I. Das Rieselfeld als neues städtebauliches Konzept

Das Rieselfeld als größtes Siedlungsvorhaben in Baden-Württemberg richtet sich entschieden gegen den Trend der Stadtentvölkerung (wie er sich z. B. in Leipzig beobachten lässt, vgl. den Artikel von Arnold Bartetzky in der FAZ vom Februar 2005). So ist im Rieselfeld mittlerweile eine zeitgemäße Form des Lebens und Wohnens im Sinne städtebaulicher Planung realisiert worden. Das dadurch entstandene große Angebot an Wohnraum entspannt den Wohnungsmarkt und hat entsprechende Auswirkungen auf das Mietniveau.
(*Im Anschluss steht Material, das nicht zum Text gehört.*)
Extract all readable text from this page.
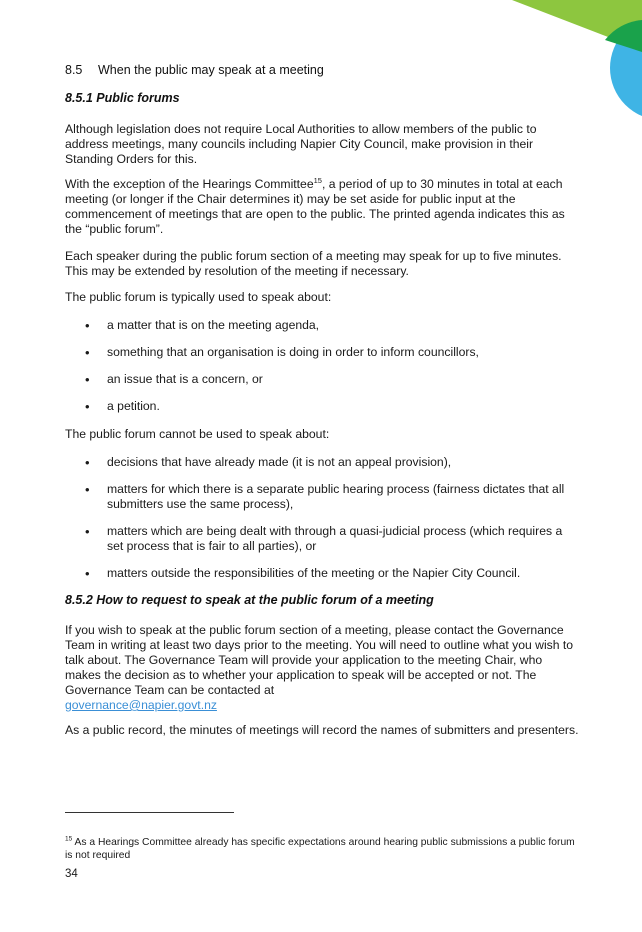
8.5 When the public may speak at a meeting
8.5.1 Public forums

Although legislation does not require Local Authorities to allow members of the public to address meetings, many councils including Napier City Council, make provision in their Standing Orders for this.

With the exception of the Hearings Committee$^{15}$, a period of up to 30 minutes in total at each meeting (or longer if the Chair determines it) may be set aside for public input at the commencement of meetings that are open to the public. The printed agenda indicates this as the “public forum”.

Each speaker during the public forum section of a meeting may speak for up to five minutes. This may be extended by resolution of the meeting if necessary.

The public forum is typically used to speak about:

• a matter that is on the meeting agenda,
• something that an organisation is doing in order to inform councillors,
• an issue that is a concern, or
• a petition.

The public forum cannot be used to speak about:

• decisions that have already made (it is not an appeal provision),
• matters for which there is a separate public hearing process (fairness dictates that all submitters use the same process),
• matters which are being dealt with through a quasi-judicial process (which requires a set process that is fair to all parties), or
• matters outside the responsibilities of the meeting or the Napier City Council.
8.5.2 How to request to speak at the public forum of a meeting

If you wish to speak at the public forum section of a meeting, please contact the Governance Team in writing at least two days prior to the meeting. You will need to outline what you wish to talk about. The Governance Team will provide your application to the meeting Chair, who makes the decision as to whether your application to speak will be accepted or not. The Governance Team can be contacted at
governance@napier.govt.nz

As a public record, the minutes of meetings will record the names of submitters and presenters.

$^{15}$ As a Hearings Committee already has specific expectations around hearing public submissions a public forum is not required
34
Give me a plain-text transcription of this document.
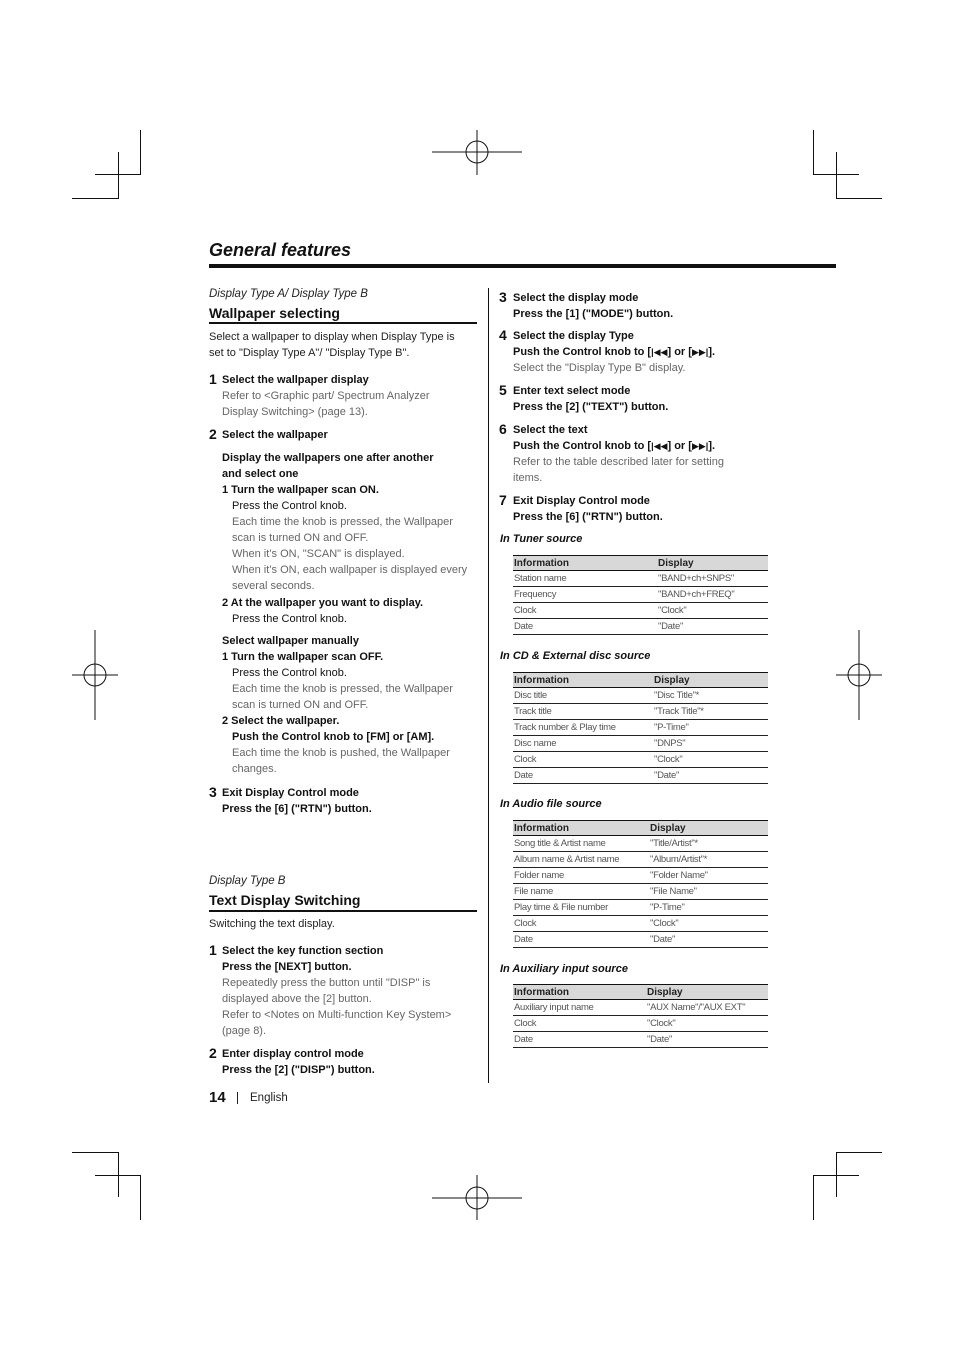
General features
Display Type A/ Display Type B
Wallpaper selecting
Select a wallpaper to display when Display Type is
set to "Display Type A"/ "Display Type B".
1 Select the wallpaper display
Refer to <Graphic part/ Spectrum Analyzer
Display Switching> (page 13).
2 Select the wallpaper
Display the wallpapers one after another
and select one
1 Turn the wallpaper scan ON.
Press the Control knob.
Each time the knob is pressed, the Wallpaper
scan is turned ON and OFF.
When it’s ON, "SCAN" is displayed.
When it’s ON, each wallpaper is displayed every
several seconds.
2 At the wallpaper you want to display.
Press the Control knob.
Select wallpaper manually
1 Turn the wallpaper scan OFF.
Press the Control knob.
Each time the knob is pressed, the Wallpaper
scan is turned ON and OFF.
2 Select the wallpaper.
Push the Control knob to [FM] or [AM].
Each time the knob is pushed, the Wallpaper
changes.
3 Exit Display Control mode
Press the [6] ("RTN") button.
Display Type B
Text Display Switching
Switching the text display.
1 Select the key function section
Press the [NEXT] button.
Repeatedly press the button until "DISP" is
displayed above the [2] button.
Refer to <Notes on Multi-function Key System>
(page 8).
2 Enter display control mode
Press the [2] ("DISP") button.
3 Select the display mode
Press the [1] ("MODE") button.
4 Select the display Type
Push the Control knob to [|◀◀] or [▶▶|].
Select the "Display Type B" display.
5 Enter text select mode
Press the [2] ("TEXT") button.
6 Select the text
Push the Control knob to [|◀◀] or [▶▶|].
Refer to the table described later for setting
items.
7 Exit Display Control mode
Press the [6] ("RTN") button.
In Tuner source
Information	Display
Station name	"BAND+ch+SNPS"
Frequency	"BAND+ch+FREQ"
Clock	"Clock"
Date	"Date"
In CD & External disc source
Information	Display
Disc title	"Disc Title"*
Track title	"Track Title"*
Track number & Play time	"P-Time"
Disc name	"DNPS"
Clock	"Clock"
Date	"Date"
In Audio file source
Information	Display
Song title & Artist name	"Title/Artist"*
Album name & Artist name	"Album/Artist"*
Folder name	"Folder Name"
File name	"File Name"
Play time & File number	"P-Time"
Clock	"Clock"
Date	"Date"
In Auxiliary input source
Information	Display
Auxiliary input name	"AUX Name"/"AUX EXT"
Clock	"Clock"
Date	"Date"
14 English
Eine derartige Auswirkung besitzt Konsequenzen für das gesamte soziale Gefüge der Stadt. Bei der infrastrukturellen Planung und Gestaltung des Rieselfeldes ist es gelungen, das soziale und kulturelle Stadtteilleben gleichzeitig mit der Bebauung zu entwickeln. Das Rieselfeld verfügt demnach über eine aktive und selbstbewußte Bürgerschaft, die sich aktiv an der Planung ihres Stadtteils beteiligt.

II. Kunst im öffentlichen Raum im Rieselfeld

Die Entwicklung von Kunst im öffentlichen Raum in einem solcherart geprägten Stadtteil verlangt meiner Einschätzung nach einem Kunstwerk, das zum einen den Standort prägt, zum anderen aber auch ein symbolisches Zeichen setzt, das wiederum über den Stadtteil hinaus weist. In diesem Sinne gilt es nun einerseits die baugeschichtliche Prägung des Standorts ebenso zu berücksichtigen, wie auch den Kontext zum übrigen Stadtraum mit seiner sozialen, historischen und gesellschaftspolitischen Bedeutung.
Das Rieselfeld hat als ehemaliges Abwasserentsorgungssystem nahezu hundert Jahre lang das Schmutzwasser des südwestlichen Freiburg gereinigt. Die für die damalige Zeit herausragend moderne Methode der Abwasserreinigung sorgte für eine der saubersten Städte Deutschlands. Insbesondere für die achtziger und neunziger Jahre, dem Zeitraum als die Umstrukturierung des Rieselfelds in ein modernes Wohnquartier angegangen und umgesetzt wurde, hat für die gesamte Stadt Freiburg einen entsprechenden Imagewandel hervorgerufen, der sich im Bild von der deutschen Metropole der Sonnenenergie zusammen fassen lässt. Manches an diesem Bild lässt sich als Klischee längst nicht mehr ungebrochen aufrechterhalten: Freiburg, die Stadt der Sonnenenergie, der Kultur, des Weines, geprägt durch das gotische Münster und die berühmt-berüchtigten "Bächle" - das hat zu einem großen Teil unter den veränderten sozialen, politischen und ökonomischen Verhältnissen für die Einwohner viel von seinem Charme eingebüßt. Ein neu errichteter Stadtteil, wie das Rieselfeld muss auf diese Veränderungen mit eingehen. So sind in diesem Gebiet mit eigenständiger Infrastruktur moderne Bauwerke entstanden, die in diesem Sinne auch auf das mittelalterliche Stadtzentrum kontrapunktisch mit moderner Architektur und einem gleichfalls spirituellen Mittelpunkt, einem "modernen Münster" antworten. Dies alles geschieht ganz selbstverständlich unter Berücksichtigung moderner, ökologisch bewußter Baumethoden.
Nun kann es im Sinne des Bildes der Stadt und der Geschichte des Rieselfeldes als ehemaliges "Herz" eines Bewässerungssystems, bei dem der lebendige Kreislauf dafür sorgt, schmutziges Wasser durch ein Adersystem und eine Herzpumpe zu leiten, das es dann wieder gereinigt entlässt, darauf ankommen, auf dieses Bild im künstlerischen Sinne zu reagieren und an das wichtige Thema der Darstellung und der Verbindung von Kunst und Wasser zu denken. Die großen Brunnenanlagen der Metropolen der industriell geprägten Moderne wie Paris und London haben in ihrer skulpturalen Üppigkeit und den zum Himmel schießenden Fontänen exakt auf das Zeitalter der Üppigkeit reagiert und voller Stolz mit dem Wasserkreislauf als einem wesentlichen Element des modernen Städtebaus im bildlichen Sinne der Fontäne reagiert.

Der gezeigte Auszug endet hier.